Since then which is now 4 weeks ago I haven't worked at all.  They have offered me 11 hours worth of work just after they cancelled my original shifts but I had to turn them down as I had made other plans as I was due to get married to deal with things related to that..but i havent had a call for work in over 3 weeks.. 

I have bills including rent mounting up.  I cant claim benefits by leaving my job as they say I would be making myself unemployed but I am being forced to as my company havent offered me any work even though I know it was available.  The other guard who was on the site that has closed has been given shifts local to me which I would of assumed I would of been offered. 

I live local and when I was hired they knew I could not travel out of the city I live in, as I rely on public transport..so usually work within my home town is offered to me but since I said I could not do them 11 hours they havent offered me anything.

Really could do with some options on what I can do.


----------



## robbie00 (8 Aug 2011)

Maybe look for another job some were else working as security in a shop or something as your current line of work doesnt seem very stable with not getting regular hours.

Have you called your company to ask them why you didnt get the work in your local area or why there is no work for you the last four weeks?

I am unsure what your entitlements are with the SW if you are not getting any hours from your company. 

But for your sanity I would look at moving into a role were you are actually guaranteed regular hours.


----------



## Sue Ellen (8 Aug 2011)

Hi,

Welcome to AAM.

It sounds as if you need to speak to someone in your local Citizen's Information office or Social Welfare Office to see if they can give you some advice on your work situation. 

If you qualify under the PRSI system for Jobseeker's Benefit it sounds as if you have been forced out of your job and, therefore will *not have to meet the 9 week's exclusion clause:*

*Loss of employment* (copied from Jobseeker's Benefit link above)
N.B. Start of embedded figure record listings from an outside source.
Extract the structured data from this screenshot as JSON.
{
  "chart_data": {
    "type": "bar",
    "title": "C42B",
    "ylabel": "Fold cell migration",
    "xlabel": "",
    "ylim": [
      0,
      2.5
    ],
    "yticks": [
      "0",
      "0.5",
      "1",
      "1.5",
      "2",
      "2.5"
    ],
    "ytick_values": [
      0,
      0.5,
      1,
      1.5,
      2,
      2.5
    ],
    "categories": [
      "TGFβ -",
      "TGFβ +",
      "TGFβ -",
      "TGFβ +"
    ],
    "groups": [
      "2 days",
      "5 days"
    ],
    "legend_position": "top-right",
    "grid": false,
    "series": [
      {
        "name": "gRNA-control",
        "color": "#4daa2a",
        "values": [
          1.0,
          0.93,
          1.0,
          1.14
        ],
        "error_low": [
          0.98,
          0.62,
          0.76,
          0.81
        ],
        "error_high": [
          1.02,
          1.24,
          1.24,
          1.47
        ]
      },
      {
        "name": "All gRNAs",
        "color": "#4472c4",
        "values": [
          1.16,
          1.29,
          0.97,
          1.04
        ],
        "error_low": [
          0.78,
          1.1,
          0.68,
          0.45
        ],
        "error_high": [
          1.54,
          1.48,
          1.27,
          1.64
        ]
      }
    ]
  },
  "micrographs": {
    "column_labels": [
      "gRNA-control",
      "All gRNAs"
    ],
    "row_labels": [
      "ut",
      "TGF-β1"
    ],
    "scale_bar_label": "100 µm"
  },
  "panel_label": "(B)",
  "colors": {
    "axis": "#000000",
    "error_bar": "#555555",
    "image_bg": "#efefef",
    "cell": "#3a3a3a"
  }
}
  You must have suffered a substantial loss of employment in any period of six consecutive days to be eligible for Jobseeker's Benefit. This means that you must have lost at least one day's employment and as a result of this loss be unemployed for at least 3 days out of 6 days. Your earnings must also have been reduced because of the loss of employment. You may be disqualified from getting Jobseeker's Benefit for 9 weeks if you:


Left work voluntarily and without a reasonable cause
Lost your job through misconduct
Refused an offer of suitable alternative employment or suitable training
Are aged under 55 and get a redundancy payment of more than €50,000.     The exact length of your disqualification (up to nine weeks) will, in     practice, depend on the precise amount of redundancy payment you received -     see below.

Hope this helps.

Sue Ellen.


----------



## sean.c (9 Aug 2011)

You do not have to be unemployed to get social welfare assistance.  I had the exact same situation where I was not fired, but just wasn't getting any more work.  I was able to sign on.
Eventually I did get a P45 when it was clear the situation wasn't goign to improve.
Pop down to the local Citizens Information office.  It's generally useless trying to talk to teh Social Welfare unless you already know what your entitlements are, unless you get a decent person behind the counter.
You should be able to claim jobseekers allowance or benefit as least, as well as Rent Allowance.  The sooner you act, the sooner you'll start getting income.
meanwhile call back your employer and ask them, as has been suggested.  it migth be a misunderstanding.


----------